したがって、落葉が付着したレールの清掃及びレールに対する車輪の粘着力の向上を効率良く行うことができ、これにより、鉄道車両の車輪の空転を適正に抑制することができる。
【0015】
また、好ましくは、前記排障機構、前記液体噴射機構及び前記増粘着剤撒き機構は、保線車両に取り付けられ、
前記保線車両の走行中に、前記落葉除去工程、前記樹脂洗浄工程及び前記増粘着剤撒き工程が行われるようにした。
このようにすることで、保線車両の走行中に、レール上の落葉の除去、レールに付着した落葉の樹脂の洗浄、レールの頭頂面に増粘着剤を撒くことを効率良く行うことができる。
【0016】
また、好ましくは、前記保線車両が軌道を一方向に走行中に、前記落葉除去工程及び前記樹脂洗浄工程が行われ、
前記保線車両が軌道を一方向と反対の他方向に走行中に、前記増粘着剤撒き工程が行われるようにした。
このようにすることで、保線車両の軌道の往復走行における往路と復路とに、落葉除去工程及び樹脂洗浄工程と増粘着剤撒き工程とを分けて効率良く行うことができる。
【発明の効果】
【0017】
本発明によれば、落葉が付着したレールの清掃及びレールに対する車輪の粘着力の向上を効率良く行うことができ、これにより、鉄道車両の車輪の空転を適正に抑制することができる。
【図面の簡単な説明】
【0018】
図1】本実施形態の空転抑制装置が搭載された投排雪保守用車を模式的に示す側面図である。
図2図1の空転抑制装置の排障機構を説明するための図である。
図3図1の空転抑制装置の液体噴射機構を説明するための図である。
図4図1の空転抑制装置の増粘着剤撒き機構の貯留容器、振動部及び送出部を説明するための図である。

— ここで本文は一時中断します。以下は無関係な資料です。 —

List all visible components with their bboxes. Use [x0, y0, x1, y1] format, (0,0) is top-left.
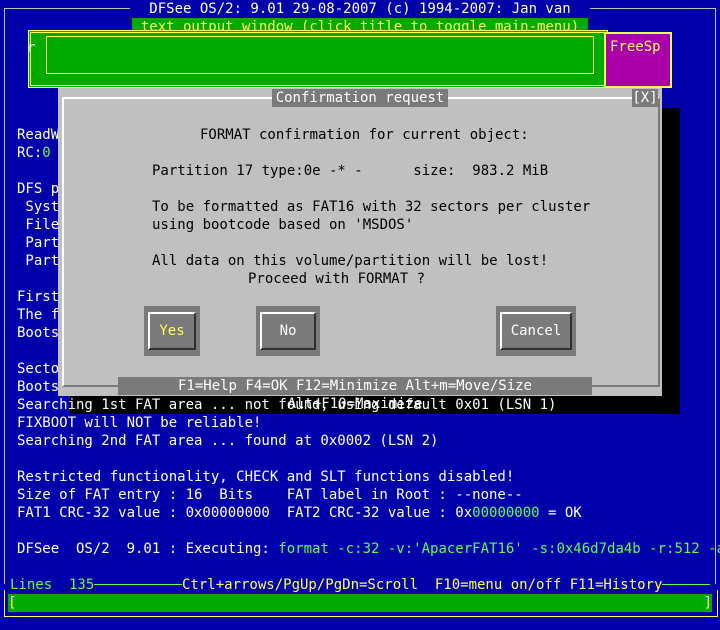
crc-value: 00000000: [472, 505, 540, 521]
command-input-area[interactable]: r: [27, 36, 594, 74]
console-line-fat-size: Size of FAT entry : 16 Bits FAT label in…: [17, 487, 523, 503]
console-line-rc: RC:0: [17, 145, 51, 161]
rc-value: 0: [42, 145, 51, 161]
input-bracket-open: [: [8, 595, 17, 611]
dialog-format-line-2: using bootcode based on 'MSDOS': [152, 217, 414, 233]
dialog-close-button[interactable]: [X]: [632, 89, 658, 107]
console-line: DFS p: [17, 181, 60, 197]
frame-top-left: [4, 8, 130, 9]
no-button-label: No: [260, 312, 316, 350]
dialog-warning-line-1: All data on this volume/partition will b…: [152, 253, 549, 269]
frame-left: [4, 8, 5, 584]
no-button[interactable]: No: [256, 306, 320, 356]
freespace-panel[interactable]: FreeSp: [604, 32, 672, 88]
console-line: Boots: [17, 325, 60, 341]
window-title[interactable]: DFSee OS/2: 9.01 29-08-2007 (c) 1994-200…: [130, 0, 590, 35]
console-line-searching-2nd: Searching 2nd FAT area ... found at 0x00…: [17, 433, 439, 449]
console-line: Part: [17, 235, 60, 251]
console-line-executing: DFSee OS/2 9.01 : Executing: format -c:3…: [17, 540, 720, 558]
exec-prefix: DFSee OS/2 9.01 : Executing:: [17, 541, 279, 557]
dialog-key-hints: F1=Help F4=OK F12=Minimize Alt+m=Move/Si…: [118, 377, 592, 412]
console-line: First: [17, 289, 60, 305]
crc-prefix: FAT1 CRC-32 value : 0x00000000 FAT2 CRC-…: [17, 505, 473, 521]
text-output-window: DFSee OS/2: 9.01 29-08-2007 (c) 1994-200…: [0, 0, 720, 630]
console-line: Boots: [17, 379, 60, 395]
dialog-warning-line-2: Proceed with FORMAT ?: [248, 271, 426, 287]
crc-suffix: = OK: [539, 505, 582, 521]
freesp-label: FreeSp: [610, 39, 661, 55]
cancel-button[interactable]: Cancel: [496, 306, 576, 356]
console-line: The f: [17, 307, 60, 323]
command-line-input[interactable]: [ ]: [8, 594, 712, 612]
frame-right: [715, 8, 716, 584]
console-line-restricted: Restricted functionality, CHECK and SLT …: [17, 469, 515, 485]
console-line: Secto: [17, 361, 60, 377]
console-line: Part: [17, 253, 60, 269]
console-line: ReadW: [17, 127, 60, 143]
dialog-heading: FORMAT confirmation for current object:: [200, 127, 529, 143]
console-line: Syst: [17, 199, 60, 215]
cancel-button-label: Cancel: [500, 312, 572, 350]
console-line-fixboot: FIXBOOT will NOT be reliable!: [17, 415, 262, 431]
command-prefix: r: [27, 40, 36, 56]
console-line: File: [17, 217, 60, 233]
dialog-title[interactable]: Confirmation request: [272, 89, 448, 107]
dialog-format-line-1: To be formatted as FAT16 with 32 sectors…: [152, 199, 591, 215]
frame-top-right: [590, 8, 716, 9]
dialog-partition-line: Partition 17 type:0e -* - size: 983.2 Mi…: [152, 163, 549, 179]
yes-button-label: Yes: [148, 312, 196, 350]
input-bracket-close: ]: [703, 595, 712, 611]
console-line-searching-1st: Searching 1st FAT area ... not found, us…: [17, 397, 557, 413]
yes-button[interactable]: Yes: [144, 306, 200, 356]
exec-command: format -c:32 -v:'ApacerFAT16' -s:0x46d7d…: [278, 541, 720, 557]
console-line-crc: FAT1 CRC-32 value : 0x00000000 FAT2 CRC-…: [17, 504, 582, 522]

図5図4の送出部の計量シャフトを説明するための図である。
図6図1の空転抑制装置の増粘着剤撒き機構の増粘着剤ノズル及び飛散抑制部を説明するための図である。
【発明を実施するための形態】
【0019】
以下、図面を参照して、本発明に係る空転抑制装置100の実施形態について詳細に説明する。ただし、以下に述べる実施形態には、本発明を実施するために技術的に好ましい種々の限定が付されているが、本発明の範囲を以下の実施形態及び図示例に限定するものではない。
【0020】
図1は、空転抑制装置100が搭載された投排雪保守用車200を模式的に示す側面図である。
本実施形態の空転抑制装置100は、例えば、電車や気動車等の鉄道車両(図示略)の車輪の空転を抑制するための空転抑制方法を実現するために用いられる。
図1に示すように、空転抑制装置100は、投排雪保守用車(保線車両)200の前後方向(図1における左右方向)の両端にそれぞれ搭載され、具体的には、レールR上の落葉を除去する排障機構1と、液体(例えば、水等)を噴射してレールRの頭頂面の樹脂を洗い流す液体噴射機構2と、レールRの頭頂面に増粘着剤(例えば、焼砂等)を撒く増粘着剤撒き機構3とを備えている。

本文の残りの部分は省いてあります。